Questa sua capacità di visualizzare nella pittura le architetture appare ancora più manifesta al suo ritorno in America dopo il soggiorno parigino, allorché le sue opere – sia del periodo del suo soggiorno a Gloucester, in cui ignora le belle case del Settecento e predilige le architetture vittoriane di metà Ottocento, sia ancor più durante il soggiorno nel Massachusetts, dove a Truro e a Cape Cod dipinge “I granai dei Cobb e case in lontananza”, “La fattoria dei Cobb” dove soggiorna, “Casa Capron”, “Casa sul fiume Pamet” e “Tramonto a Cape Cod”, in cui le forme essenziali degli edifici appaiono con uno sfondo di dune e verzure tra di esse – ce la trasmettono in tutta la sua capacità espressiva. Sono quadri in cui la figura è assente, ed in cui invece è preminente la pietra. Quando la figura appare – e questo accade nelle pitture di New York – ed ha la connotazione che ha reso celeberrima la produzione di questo grande artista, essa viene sempre ritratta di fronte ad una luce che viene veicolata da finestre, tanto da far dire di lui – come Hillman ha voluto fare, accomunandolo a Rembrandt e Vermeer – che fosse “un genio delle finestre, guardate da dentro e da fuori”.

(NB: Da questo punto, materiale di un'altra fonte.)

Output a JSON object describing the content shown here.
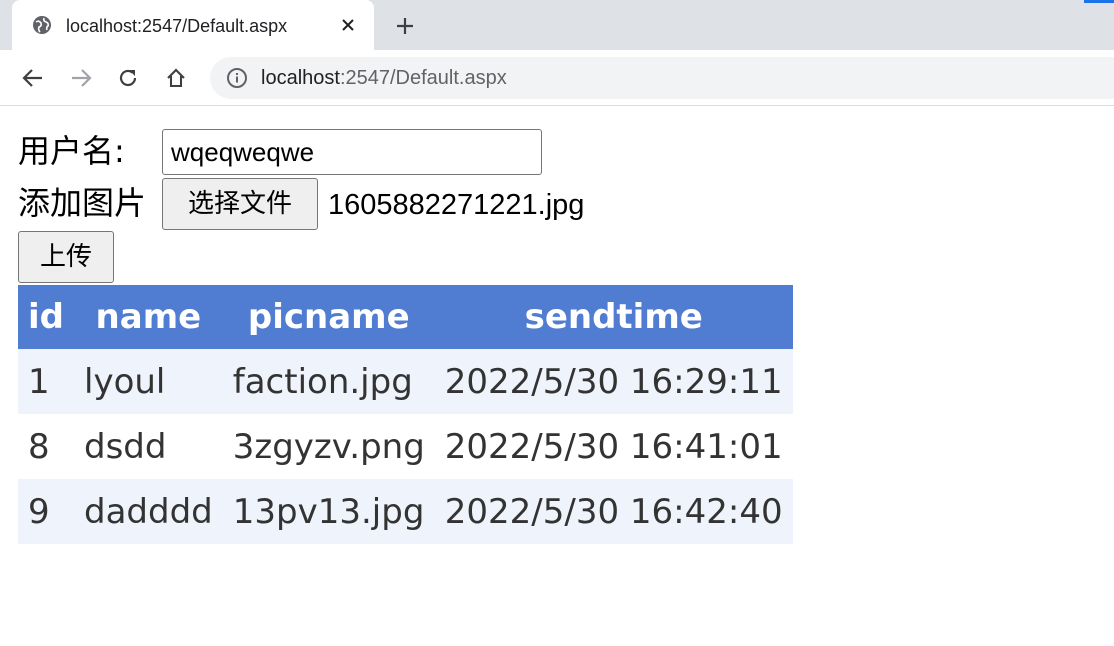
{
  "browser": {
    "tab_title": "localhost:2547/Default.aspx",
    "url_host": "localhost",
    "url_rest": ":2547/Default.aspx",
    "accent_color": "#1a73e8"
  },
  "form": {
    "username_label": "用户名:",
    "username_value": "wqeqweqwe",
    "image_label": "添加图片",
    "file_button_label": "选择文件",
    "file_name": "1605882271221.jpg",
    "upload_button_label": "上传"
  },
  "table": {
    "header_color": "#507cd1",
    "alt_row_color": "#eff3fb",
    "columns": [
      "id",
      "name",
      "picname",
      "sendtime"
    ],
    "rows": [
      [
        "1",
        "lyoul",
        "faction.jpg",
        "2022/5/30 16:29:11"
      ],
      [
        "8",
        "dsdd",
        "3zgyzv.png",
        "2022/5/30 16:41:01"
      ],
      [
        "9",
        "dadddd",
        "13pv13.jpg",
        "2022/5/30 16:42:40"
      ]
    ]
  }
}
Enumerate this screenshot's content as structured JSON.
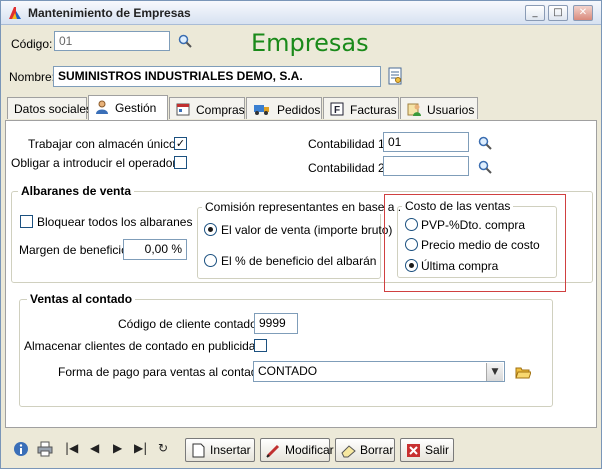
{
  "window": {
    "title": "Mantenimiento de Empresas",
    "controls": {
      "minimize": "_",
      "maximize": "□",
      "close": "✕"
    }
  },
  "header": {
    "codigo_label": "Código:",
    "codigo_value": "01",
    "big_title": "Empresas",
    "nombre_label": "Nombre:",
    "nombre_value": "SUMINISTROS INDUSTRIALES DEMO, S.A."
  },
  "tabs": [
    {
      "label": "Datos sociales",
      "icon": "none"
    },
    {
      "label": "Gestión",
      "icon": "person-icon",
      "active": true
    },
    {
      "label": "Compras",
      "icon": "calendar-icon"
    },
    {
      "label": "Pedidos",
      "icon": "truck-icon"
    },
    {
      "label": "Facturas",
      "icon": "invoice-icon"
    },
    {
      "label": "Usuarios",
      "icon": "users-icon"
    }
  ],
  "gestion": {
    "almacen_label": "Trabajar con almacén único:",
    "almacen_checked": "✓",
    "operador_label": "Obligar a introducir el operador:",
    "contabilidad1_label": "Contabilidad 1:",
    "contabilidad1_value": "01",
    "contabilidad2_label": "Contabilidad 2:",
    "contabilidad2_value": ""
  },
  "albaranes": {
    "title": "Albaranes de venta",
    "bloquear_label": "Bloquear todos los albaranes",
    "margen_label": "Margen de beneficio:",
    "margen_value": "0,00 %",
    "comision_title": "Comisión representantes en base a ...",
    "comision_options": [
      "El valor de venta (importe bruto)",
      "El % de beneficio del albarán"
    ],
    "comision_selected": 0,
    "costo_title": "Costo de las ventas",
    "costo_options": [
      "PVP-%Dto. compra",
      "Precio medio de costo",
      "Última compra"
    ],
    "costo_selected": 2
  },
  "contado": {
    "title": "Ventas al contado",
    "cliente_label": "Código de cliente contado:",
    "cliente_value": "9999",
    "almacenar_label": "Almacenar clientes de contado en publicidad:",
    "forma_label": "Forma de pago para ventas al contado:",
    "forma_value": "CONTADO"
  },
  "toolbar": {
    "nav": [
      "|◀",
      "◀",
      "▶",
      "▶|",
      "↻"
    ],
    "insertar": "Insertar",
    "modificar": "Modificar",
    "borrar": "Borrar",
    "salir": "Salir"
  },
  "colors": {
    "big_title": "#1a8a1a",
    "highlight": "#d04040",
    "window_bg": "#ece9d8"
  }
}
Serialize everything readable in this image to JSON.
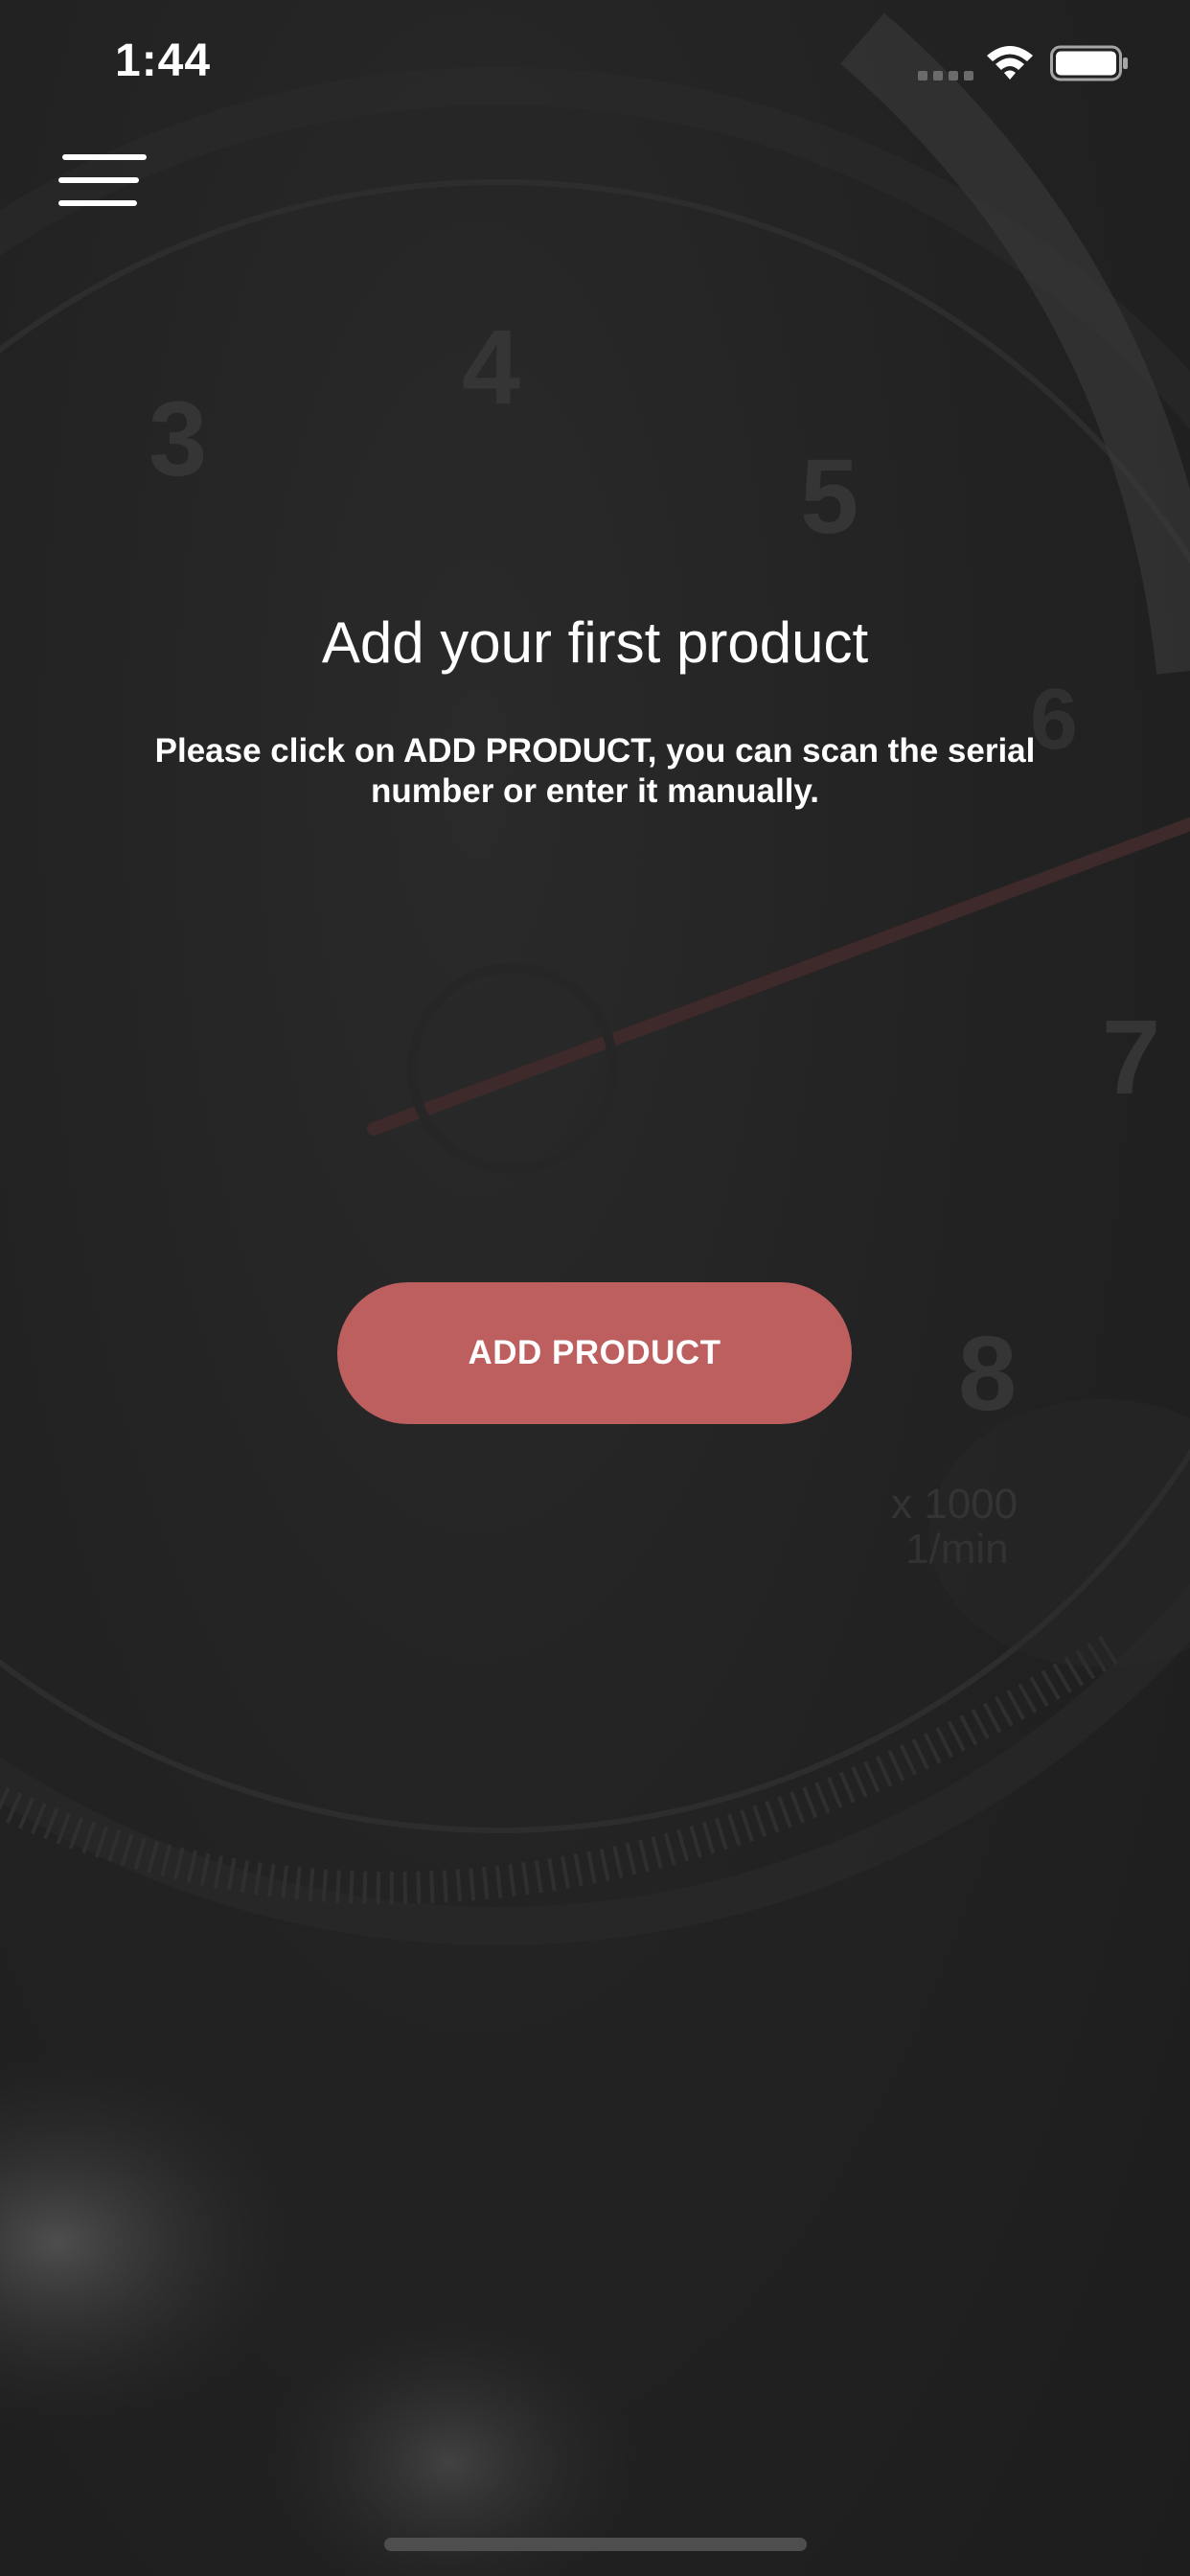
{
  "status_bar": {
    "time": "1:44",
    "icons": [
      "signal-icon",
      "wifi-icon",
      "battery-icon"
    ]
  },
  "menu": {
    "icon": "hamburger-menu-icon"
  },
  "content": {
    "title": "Add your first product",
    "description": "Please click  on ADD PRODUCT, you can scan the serial\nnumber or enter it manually."
  },
  "actions": {
    "add_product_label": "ADD PRODUCT",
    "add_product_color": "#bd5e5f"
  },
  "background": {
    "gauge_numbers": [
      "3",
      "4",
      "5",
      "6",
      "7",
      "8"
    ],
    "gauge_unit_line1": "x 1000",
    "gauge_unit_line2": "1/min"
  }
}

Anche in tali opere, tuttavia, notiamo il permanere di questa attenta visione del mondo esterno rappresentato da strutture e costruzioni. Il celeberrimo quadro dal titolo “Sole del mattino”, in cui una donna guarda il cielo al di fuori della finestra, in effetti visualizza una costruzione industriale; lo stesso può dirsi dell’altro famosissimo dipinto “Secondo piano al sole”. In altri termini, l’uomo di Hopper è solo e smarrito in un contesto urbano che cresce nelle sue volumetrie, diventando parte preponderante, immanente nella vita dell’individuo, e accrescendone così il senso di solitudine e di alienazione.